Ghana is the closest country in Africa to both the US and Europe which gives it the speed to market advantage that is increasingly important for buyers.
Plus, it has the benefit of political stability, which is incredibly important during these times of global geopolitical turbulence.
He says the rest of the world needs to overcome its perception that Africa is “risky” as “it is not just one region – it is many countries with many realities”.
Another benefit, he adds is the tremendous opportunities available to focus on ESG from the get-go and invest in greener equipment and technology because it doesn’t have to work around existing infrastructure, which is often the case in other regions.
DTRT Apparel’s growth strategy – with or without AGOA
For Hansult, the intention is not just driven on third country fabrics and lower labour costs and he argues that shouldn’t be the strategy of anyone: “Africa should be viewed as an opportunity to grow a vertical manufacturing platform – this is our strategy”.
He continues: “There’s a space in the market for third country fabrics but to move the needle in Africa and gain market share building vertical capabilities is critical and that will enable sub-Saharan Africa regions to make those investments and compete with China.
Hansult admits that to make it a reality it requires significant capital investment and investors need to have a long term perspective so 10-15 years or 15-20 years. This is why he believes a 15 or even 20-year AGOA renewal would be far more beneficial than a decade.
“No-one comes in and sets up a textile mill knowing there’s three or four more years where AGOA will be in place so we need this long-term perspective which AGOA would deliver,” he declares.

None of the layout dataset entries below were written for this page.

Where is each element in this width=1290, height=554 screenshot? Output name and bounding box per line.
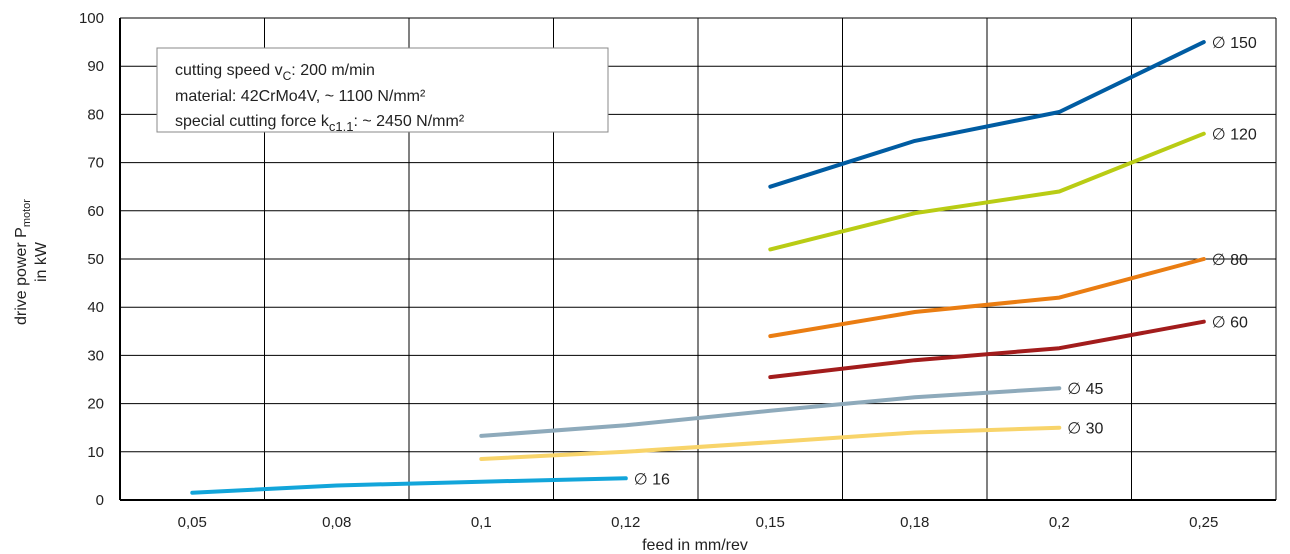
series-line-d80 (768, 257, 1206, 339)
annotation-line-3: special cutting force kc1.1: ~ 2450 N/mm… (175, 113, 465, 134)
x-tick-label: 0,15 (756, 514, 785, 531)
annotation-line-3-prefix: special cutting force k (175, 113, 330, 130)
y-tick-label: 50 (87, 251, 104, 268)
series-label-d30: ∅ 30 (1067, 421, 1103, 438)
x-tick-label: 0,2 (1049, 514, 1070, 531)
y-tick-label: 10 (87, 444, 104, 461)
y-axis-title-line-2: in kW (33, 241, 50, 282)
y-tick-label: 70 (87, 155, 104, 172)
annotation-line-2: material: 42CrMo4V, ~ 1100 N/mm² (175, 88, 426, 105)
x-tick-labels: 0,05 0,08 0,1 0,12 0,15 0,18 0,2 0,25 (178, 514, 1219, 531)
x-tick-label: 0,1 (471, 514, 492, 531)
y-tick-labels: 0 10 20 30 40 50 60 70 80 90 100 (79, 10, 104, 509)
y-tick-label: 100 (79, 10, 104, 27)
y-axis-title: drive power Pmotor in kW (13, 199, 50, 325)
y-axis-title-line-1: drive power Pmotor (13, 199, 33, 325)
annotation-line-1-prefix: cutting speed v (175, 62, 283, 79)
series-line-d120 (768, 131, 1206, 252)
x-tick-label: 0,05 (178, 514, 207, 531)
annotation-line-3-sub: c1.1 (329, 119, 354, 134)
annotation-line-1: cutting speed vC: 200 m/min (175, 62, 375, 83)
grid (119, 17, 1277, 501)
series-label-d120: ∅ 120 (1212, 127, 1257, 144)
series-label-d16: ∅ 16 (634, 471, 670, 488)
y-tick-label: 20 (87, 396, 104, 413)
annotation-line-1-sub: C (283, 69, 292, 83)
x-tick-label: 0,12 (611, 514, 640, 531)
series-label-d60: ∅ 60 (1212, 315, 1248, 332)
x-tick-label: 0,18 (900, 514, 929, 531)
y-tick-label: 60 (87, 203, 104, 220)
annotation-line-3-suffix: : ~ 2450 N/mm² (353, 113, 464, 130)
y-tick-label: 0 (96, 492, 104, 509)
series-line-d150 (768, 40, 1206, 189)
series-labels: ∅ 150 ∅ 120 ∅ 80 ∅ 60 ∅ 45 ∅ 30 ∅ 16 (634, 35, 1257, 488)
y-tick-label: 40 (87, 299, 104, 316)
series-lines (190, 40, 1206, 495)
series-line-d16 (190, 476, 628, 495)
series-label-d45: ∅ 45 (1067, 381, 1103, 398)
annotation-box: cutting speed vC: 200 m/min material: 42… (156, 47, 609, 134)
x-tick-label: 0,25 (1189, 514, 1218, 531)
x-tick-label: 0,08 (322, 514, 351, 531)
y-axis-title-sub: motor (21, 199, 33, 227)
series-line-d30 (479, 425, 1062, 461)
series-line-d60 (768, 319, 1206, 380)
annotation-line-1-suffix: : 200 m/min (291, 62, 375, 79)
x-axis-title: feed in mm/rev (642, 537, 748, 554)
series-label-d150: ∅ 150 (1212, 35, 1257, 52)
series-label-d80: ∅ 80 (1212, 252, 1248, 269)
y-axis-title-main: drive power P (13, 227, 30, 325)
y-tick-label: 80 (87, 106, 104, 123)
y-tick-label: 90 (87, 58, 104, 75)
series-line-d45 (479, 386, 1062, 438)
annotation-frame (156, 47, 609, 133)
y-tick-label: 30 (87, 347, 104, 364)
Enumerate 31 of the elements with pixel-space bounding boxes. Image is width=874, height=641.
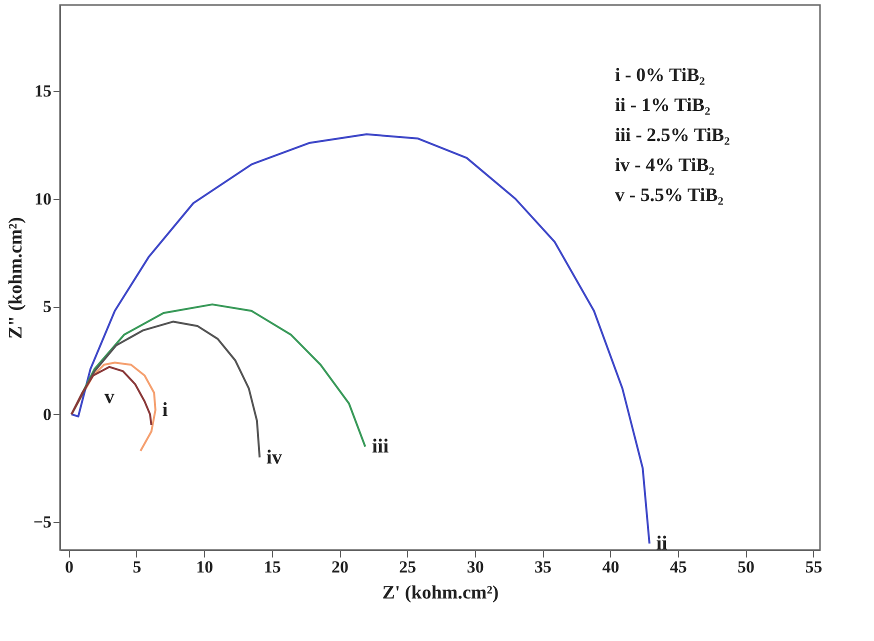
x-tick-label: 25 (399, 558, 416, 576)
series-label: i (162, 398, 168, 421)
annotation: i - 0% TiB₂ (615, 65, 706, 86)
x-tick-label: 55 (805, 558, 822, 576)
x-tick-label: 10 (196, 558, 214, 576)
series-label: ii (656, 532, 668, 555)
x-tick-label: 45 (670, 558, 687, 576)
annotation: v - 5.5% TiB₂ (615, 185, 724, 206)
y-tick-label: −5 (33, 512, 52, 532)
x-tick-label: 0 (65, 558, 74, 576)
x-tick-label: 40 (602, 558, 620, 576)
y-tick-label: 15 (34, 82, 52, 101)
series-label: v (104, 386, 114, 408)
y-tick-label: 0 (43, 404, 52, 424)
x-tick-label: 20 (332, 558, 348, 576)
x-tick-label: 35 (534, 558, 552, 576)
x-tick-label: 30 (466, 558, 484, 576)
y-tick-label: 10 (34, 189, 52, 208)
y-tick-label: 5 (43, 297, 52, 316)
series-label: iv (266, 446, 282, 468)
x-tick-label: 15 (264, 558, 281, 576)
annotation: iv - 4% TiB₂ (615, 155, 715, 176)
x-axis-title: Z' (kohm.cm²) (382, 582, 499, 604)
annotation: iii - 2.5% TiB₂ (615, 125, 730, 146)
line-series (70, 366, 152, 426)
line-series (70, 362, 156, 452)
annotation: ii - 1% TiB₂ (615, 95, 711, 116)
series-label: iii (372, 436, 390, 458)
x-tick-label: 50 (738, 558, 755, 576)
y-axis-title: Z" (kohm.cm²) (5, 217, 26, 339)
x-tick-label: 5 (132, 558, 142, 576)
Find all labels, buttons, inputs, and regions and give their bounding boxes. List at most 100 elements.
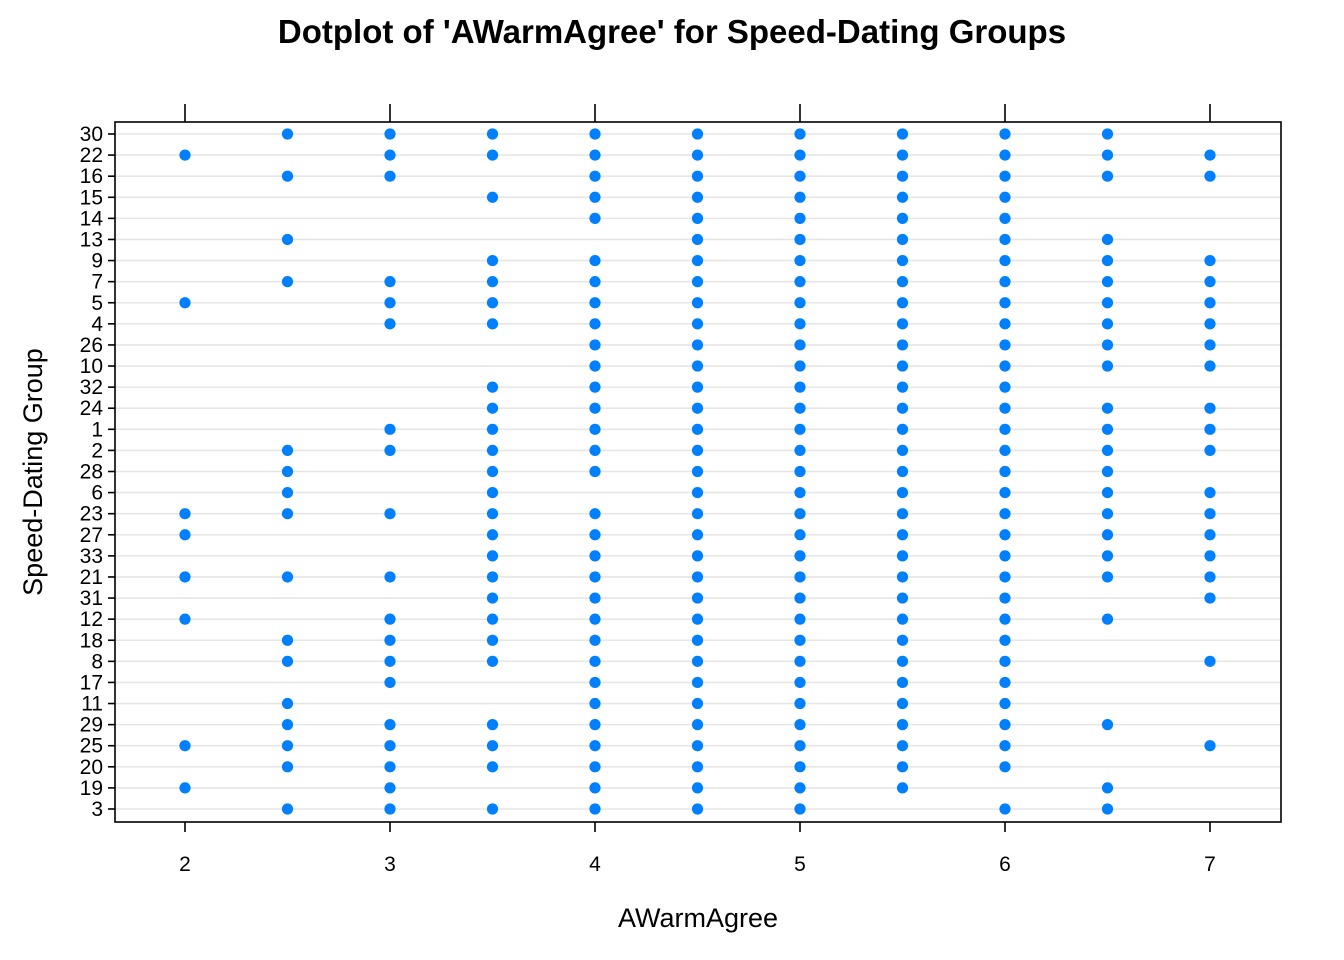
data-point xyxy=(999,465,1011,478)
x-axis: 2 3 4 5 6 7 xyxy=(179,104,1216,876)
data-point xyxy=(486,297,499,309)
data-point xyxy=(999,634,1011,646)
data-point xyxy=(999,803,1011,815)
data-point xyxy=(999,191,1011,203)
data-point xyxy=(589,149,601,161)
data-point xyxy=(281,128,294,140)
data-point xyxy=(1101,149,1114,161)
y-tick-label: 30 xyxy=(80,123,103,146)
data-point xyxy=(589,318,601,330)
data-point xyxy=(794,444,806,457)
data-point xyxy=(1101,613,1114,625)
data-point xyxy=(691,170,704,182)
data-point xyxy=(691,254,704,267)
data-point xyxy=(1101,782,1114,794)
data-point xyxy=(794,381,806,393)
data-point xyxy=(589,613,601,625)
data-point xyxy=(691,318,704,330)
data-point xyxy=(589,782,601,794)
data-point xyxy=(281,571,294,583)
y-tick-label: 14 xyxy=(80,207,104,230)
data-point xyxy=(999,212,1011,224)
data-point xyxy=(384,128,396,140)
data-point xyxy=(794,170,806,182)
data-point xyxy=(1101,297,1114,309)
data-point xyxy=(896,529,909,541)
y-tick-label: 4 xyxy=(91,313,103,336)
data-point xyxy=(281,233,294,246)
y-axis: 3022161514139754261032241228623273321311… xyxy=(80,123,115,821)
data-point xyxy=(691,592,704,604)
y-tick-label: 6 xyxy=(91,482,103,505)
data-point xyxy=(794,465,806,478)
data-point xyxy=(896,613,909,625)
data-point xyxy=(1101,508,1114,520)
data-point xyxy=(1101,318,1114,330)
data-points xyxy=(179,128,1216,815)
data-point xyxy=(486,508,499,520)
data-point xyxy=(179,149,191,161)
data-point xyxy=(999,719,1011,731)
data-point xyxy=(486,740,499,752)
data-point xyxy=(384,444,396,457)
data-point xyxy=(1204,655,1216,667)
x-tick-label: 6 xyxy=(999,853,1011,876)
data-point xyxy=(794,297,806,309)
data-point xyxy=(486,128,499,140)
data-point xyxy=(794,740,806,752)
y-tick-label: 33 xyxy=(80,545,103,568)
data-point xyxy=(589,697,601,710)
data-point xyxy=(999,486,1011,499)
data-point xyxy=(691,444,704,457)
data-point xyxy=(1101,571,1114,583)
data-point xyxy=(1204,571,1216,583)
data-point xyxy=(691,381,704,393)
data-point xyxy=(999,592,1011,604)
y-tick-label: 8 xyxy=(91,650,103,673)
data-point xyxy=(896,719,909,731)
data-point xyxy=(384,634,396,646)
y-tick-label: 22 xyxy=(80,144,103,167)
data-point xyxy=(794,803,806,815)
data-point xyxy=(589,508,601,520)
data-point xyxy=(486,191,499,203)
y-tick-label: 31 xyxy=(80,587,103,610)
data-point xyxy=(896,465,909,478)
data-point xyxy=(384,655,396,667)
data-point xyxy=(999,655,1011,667)
data-point xyxy=(691,676,704,689)
data-point xyxy=(896,444,909,457)
data-point xyxy=(896,233,909,246)
x-tick-label: 5 xyxy=(794,853,806,876)
data-point xyxy=(691,719,704,731)
data-point xyxy=(691,339,704,351)
data-point xyxy=(589,676,601,689)
data-point xyxy=(691,191,704,203)
data-point xyxy=(1204,592,1216,604)
data-point xyxy=(384,719,396,731)
data-point xyxy=(794,634,806,646)
data-point xyxy=(794,486,806,499)
data-point xyxy=(486,803,499,815)
data-point xyxy=(896,571,909,583)
data-point xyxy=(589,529,601,541)
data-point xyxy=(589,592,601,604)
data-point xyxy=(999,297,1011,309)
data-point xyxy=(794,508,806,520)
data-point xyxy=(794,149,806,161)
data-point xyxy=(896,592,909,604)
data-point xyxy=(486,381,499,393)
data-point xyxy=(691,508,704,520)
x-tick-label: 2 xyxy=(179,853,191,876)
data-point xyxy=(1204,297,1216,309)
data-point xyxy=(384,297,396,309)
data-point xyxy=(281,740,294,752)
data-point xyxy=(896,339,909,351)
data-point xyxy=(794,782,806,794)
data-point xyxy=(589,655,601,667)
data-point xyxy=(1204,318,1216,330)
data-point xyxy=(691,149,704,161)
data-point xyxy=(384,571,396,583)
x-tick-label: 7 xyxy=(1204,853,1216,876)
data-point xyxy=(1204,402,1216,414)
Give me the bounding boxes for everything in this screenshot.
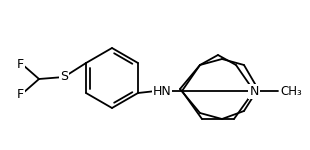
Text: N: N (249, 84, 259, 98)
Text: F: F (16, 57, 24, 70)
Text: CH₃: CH₃ (280, 84, 302, 98)
Text: S: S (60, 70, 68, 84)
Text: F: F (16, 87, 24, 100)
Text: HN: HN (153, 84, 171, 98)
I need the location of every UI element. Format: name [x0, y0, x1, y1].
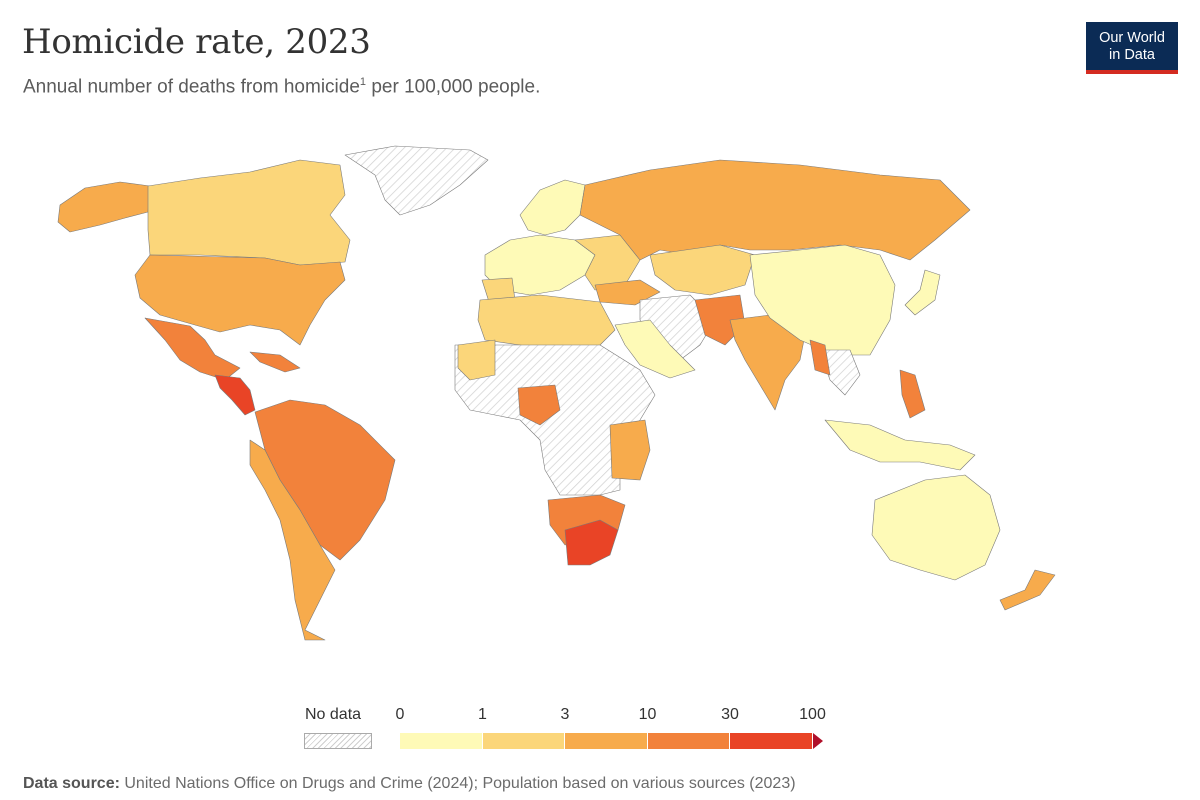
region-indonesia [824, 419, 976, 471]
region-south-america-west [249, 439, 336, 641]
legend-no-data-label: No data [305, 706, 362, 723]
region-africa-nodata [454, 344, 656, 496]
legend-bin-30[interactable] [730, 733, 813, 749]
region-myanmar [809, 339, 831, 376]
region-scandinavia [519, 179, 586, 236]
legend-overflow-arrow [812, 733, 823, 749]
footnote-marker: 1 [359, 76, 367, 88]
region-philippines [899, 369, 926, 419]
region-central-america [214, 374, 256, 416]
region-japan [904, 269, 941, 316]
chart-subtitle: Annual number of deaths from homicide1 p… [23, 76, 540, 98]
region-north-africa [477, 294, 616, 351]
region-nigeria [517, 384, 561, 426]
region-turkey [594, 279, 661, 306]
legend-bin-10[interactable] [647, 733, 730, 749]
region-russia [579, 159, 971, 261]
owid-logo[interactable]: Our World in Data [1086, 22, 1178, 74]
region-central-asia [649, 244, 756, 296]
legend-bin-0[interactable] [400, 733, 483, 749]
legend-no-data-swatch[interactable] [304, 733, 372, 749]
legend-tick-10: 10 [638, 706, 657, 723]
legend-bin-3[interactable] [565, 733, 648, 749]
data-source: Data source: United Nations Office on Dr… [23, 775, 796, 793]
region-china [749, 244, 896, 356]
chart-title: Homicide rate, 2023 [22, 22, 371, 62]
logo-line-2: in Data [1109, 47, 1155, 63]
world-map[interactable] [0, 140, 1200, 660]
region-mexico [144, 317, 241, 381]
legend-tick-1: 1 [478, 706, 487, 723]
legend-tick-100: 100 [799, 706, 826, 723]
region-southeast-asia [819, 349, 861, 396]
region-alaska [57, 181, 151, 233]
logo-line-1: Our World [1099, 30, 1165, 46]
region-south-africa [564, 519, 619, 566]
color-legend: No data 0 1 3 10 30 100 [300, 706, 910, 756]
region-usa [134, 254, 346, 346]
subtitle-tail: per 100,000 people. [366, 76, 541, 98]
source-text: United Nations Office on Drugs and Crime… [119, 775, 796, 792]
region-west-africa [457, 339, 496, 381]
region-east-africa [609, 419, 651, 481]
region-greenland [344, 145, 489, 216]
legend-tick-0: 0 [395, 706, 405, 723]
source-label: Data source: [23, 775, 120, 792]
legend-tick-30: 30 [721, 706, 739, 723]
region-arabia [614, 319, 696, 379]
region-new-zealand [999, 569, 1056, 611]
legend-bin-1[interactable] [482, 733, 565, 749]
legend-tick-3: 3 [560, 706, 570, 723]
region-caribbean [249, 351, 301, 373]
subtitle-main: Annual number of deaths from homicide [23, 76, 360, 98]
region-australia [871, 474, 1001, 581]
region-canada [147, 159, 351, 266]
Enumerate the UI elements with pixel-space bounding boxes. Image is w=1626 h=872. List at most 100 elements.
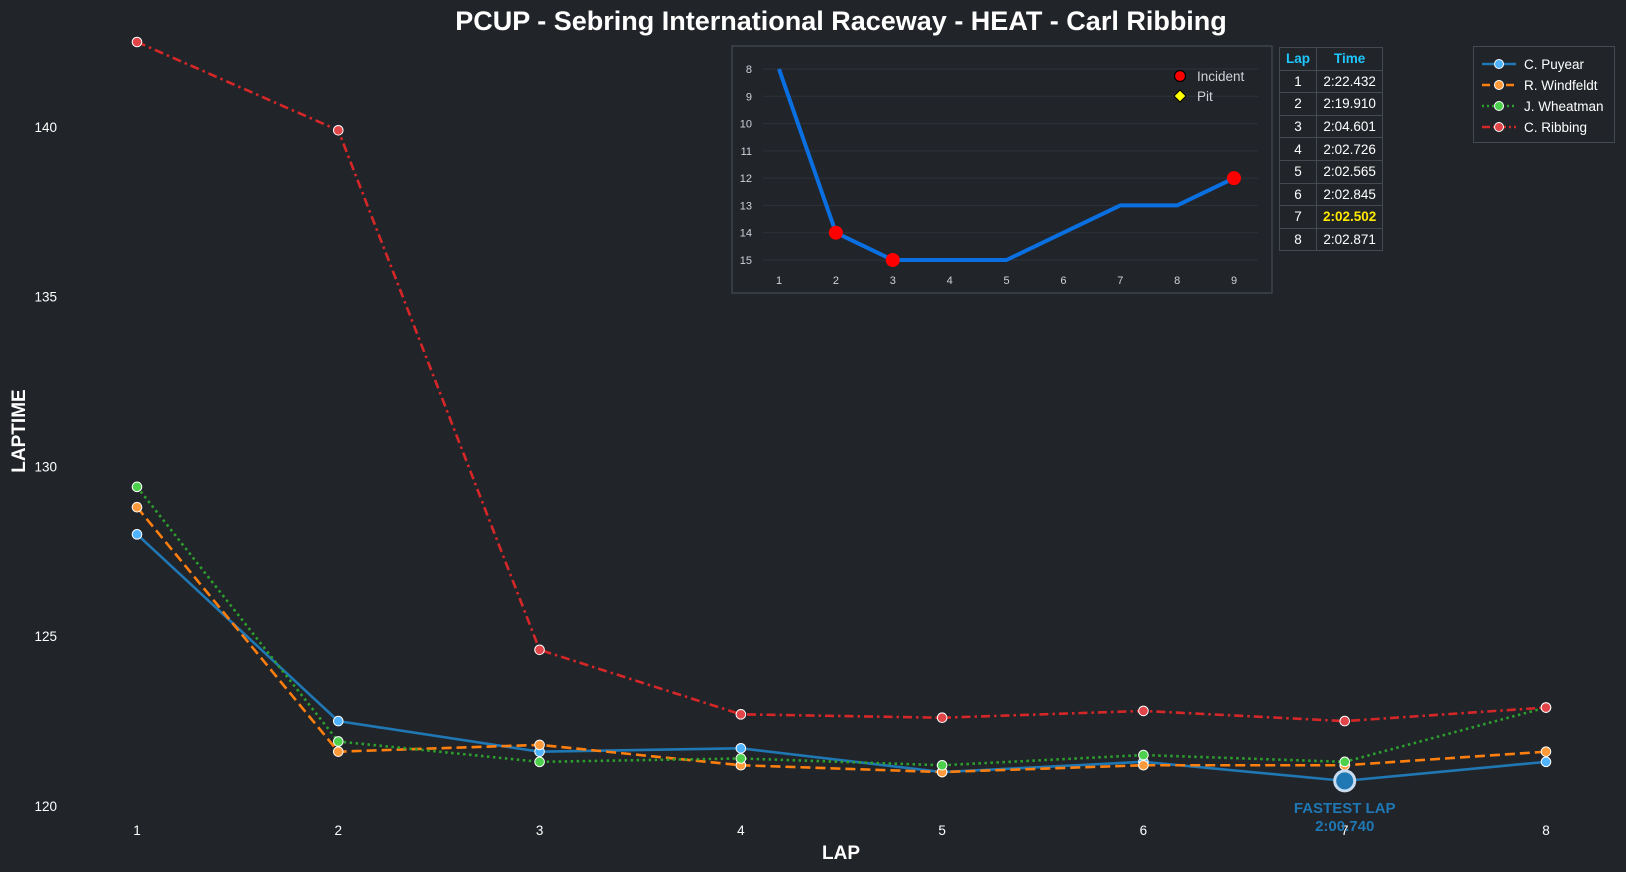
incident-markers — [828, 171, 1241, 267]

Of course, Hansult believes AGOA could always be improved but right now he’s adamant that it’s more important for an AGOA renewal to happen as quickly as possible and to send that renewal signal to the world as adjustments over time could still be made.
“For our business – we’re committed to Ghana and we’re doubling on our original investment. We believe it will get renewed and we’re operating under the assumption it will get renewed.”
DTRT Apparel is in the final stages of financing for its first textile mill in Ghana to make synthetic-based performance garments in the region.
“We’re focused on sustainable technology that cuts down water consumption and we’re tremendously excited about it.”
Hansult sees DTRT Apparel becoming a true alternative to traditional sourcing by helping companies to diversify and the textile mill investment is the first step.
His longer term perspective is to be a facilitator of building out an eco system with yarn capabilities and having partners to set up yarn extrusion in the region.
There’s also “exciting conversations around circularity” as Hansult points out the used clothing market is a huge issue in Africa with it going into landfill so there’s conversations around used clothing and DTRT Apparel is part of those conversations as well.
Plus, he says: “I would expect that by the end of 2025 to early 2026 we’ll have an operational full verticality for synthetics in Ghana.”
This is a massive leap for the global fashion supply chain as he explains there’s huge concern about China from a geo-political perspective and he claims there isn’t a synthetic supply chain that doesn’t touch China or Taiwan so for DTRT Apparel it is a huge breakthrough to become vertical in the region from finished product backwards through to textile mill and yarn and these conversations are already happening all the way through to finished product completely without China or Asia.
He believes that once that’s achieved within a three to five year span, the market share towards Africa can increase: “We’re not going to take 20% market share over the next 10 years but we only need 1% or 2% to have a transformational effect so that will be so impactful.”
He concludes: “And that’s what AGOA is all about – creating jobs, economic development and driving export growth.
“We believe our strategy checks all the boxes of what AGOA intends to do.”